AWS APIGateway Latency Metrics Madness


Recently I observed an interesting phenomenon where 2 metrics used to measure the latency of requests going through the APIGateway ended up inverted in a way you wouldn't think possible.

For context the Latency is defined as:

The time between when API Gateway receives a request from a client and when it returns a response to the client. The latency includes the integration latency and other API Gateway overhead.

The Integration Latency is defined as:

The time between when API Gateway relays a request to the backend and when it receives a response from the backend.

So you would think since APIGateway is a big proxy the Latency would always be higher than the Integration Latency since in theory it includes the Integration Latency. This is true for all requests that are proxied.

What I realized is that the Latency can be really low for requests that are NOT proxied. Why wouldn’t a request be proxied? Because we were blocking tens of thousands of requests using WAF(Web Application Firewall) those requests had no recorded Integration Latency but they did have an effect on the overall Latency.
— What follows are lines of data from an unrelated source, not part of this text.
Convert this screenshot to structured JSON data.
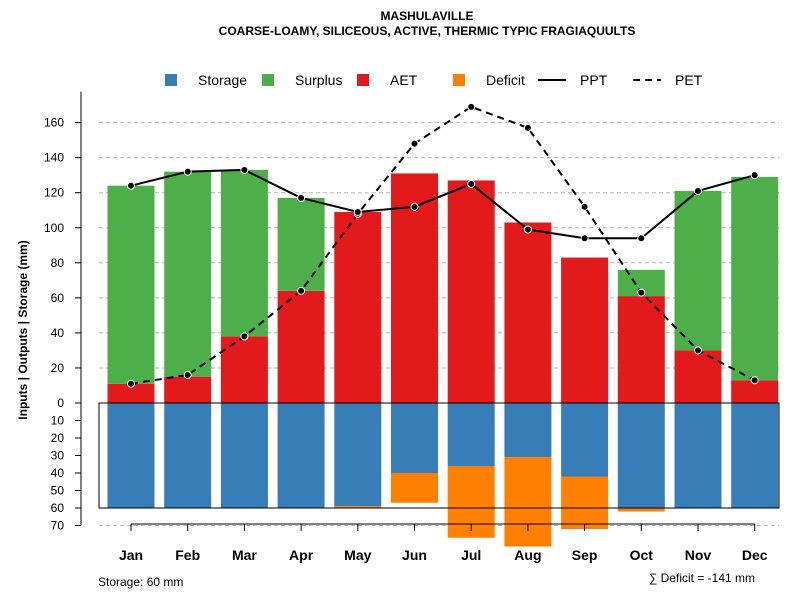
{
  "chart_data": {
    "type": "bar",
    "title": "MASHULAVILLE",
    "subtitle": "COARSE-LOAMY, SILICEOUS, ACTIVE, THERMIC TYPIC FRAGIAQUULTS",
    "ylabel": "Inputs | Outputs | Storage    (mm)",
    "categories": [
      "Jan",
      "Feb",
      "Mar",
      "Apr",
      "May",
      "Jun",
      "Jul",
      "Aug",
      "Sep",
      "Oct",
      "Nov",
      "Dec"
    ],
    "ylim_top": [
      0,
      170
    ],
    "ylim_bottom": [
      0,
      70
    ],
    "yticks_top": [
      0,
      20,
      40,
      60,
      80,
      100,
      120,
      140,
      160
    ],
    "yticks_bottom": [
      10,
      20,
      30,
      40,
      50,
      60,
      70
    ],
    "series": [
      {
        "name": "AET",
        "color": "#e31a1c",
        "values": [
          11,
          15,
          38,
          64,
          109,
          131,
          127,
          103,
          83,
          61,
          30,
          13
        ]
      },
      {
        "name": "Surplus",
        "color": "#4daf4a",
        "values": [
          113,
          117,
          95,
          53,
          0,
          0,
          0,
          0,
          0,
          15,
          91,
          116
        ]
      },
      {
        "name": "Storage",
        "color": "#377eb8",
        "values": [
          60,
          60,
          60,
          60,
          59,
          40,
          36,
          31,
          42,
          60,
          60,
          60
        ]
      },
      {
        "name": "Deficit",
        "color": "#ff7f00",
        "values": [
          0,
          0,
          0,
          0,
          1,
          17,
          41,
          51,
          30,
          2,
          0,
          0
        ]
      },
      {
        "name": "PPT",
        "color": "#000000",
        "style": "solid",
        "values": [
          124,
          132,
          133,
          117,
          109,
          112,
          125,
          99,
          94,
          94,
          121,
          130
        ]
      },
      {
        "name": "PET",
        "color": "#000000",
        "style": "dashed",
        "values": [
          11,
          16,
          38,
          64,
          108,
          148,
          169,
          157,
          112,
          63,
          30,
          13
        ]
      }
    ],
    "legend": [
      "Storage",
      "Surplus",
      "AET",
      "Deficit",
      "PPT",
      "PET"
    ],
    "legend_position": "top",
    "storage_note": "Storage: 60 mm",
    "deficit_note": "∑ Deficit = -141 mm",
    "grid": true
  }
}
Because AWS WAF is so fast and efficient at what it does, those requests were serviced in less than 10 milliseconds and because there were so many malicious requests being blocked the average Latency dropped significantly.

Think of it like back in college: The Professor is grading on a curve and because the WAF was so fast at handling the requests and there were so many requests, the curve(Latency) was thrown off while the Integration Latency was not thrown off. Let me know if you have observed this phenomenon before.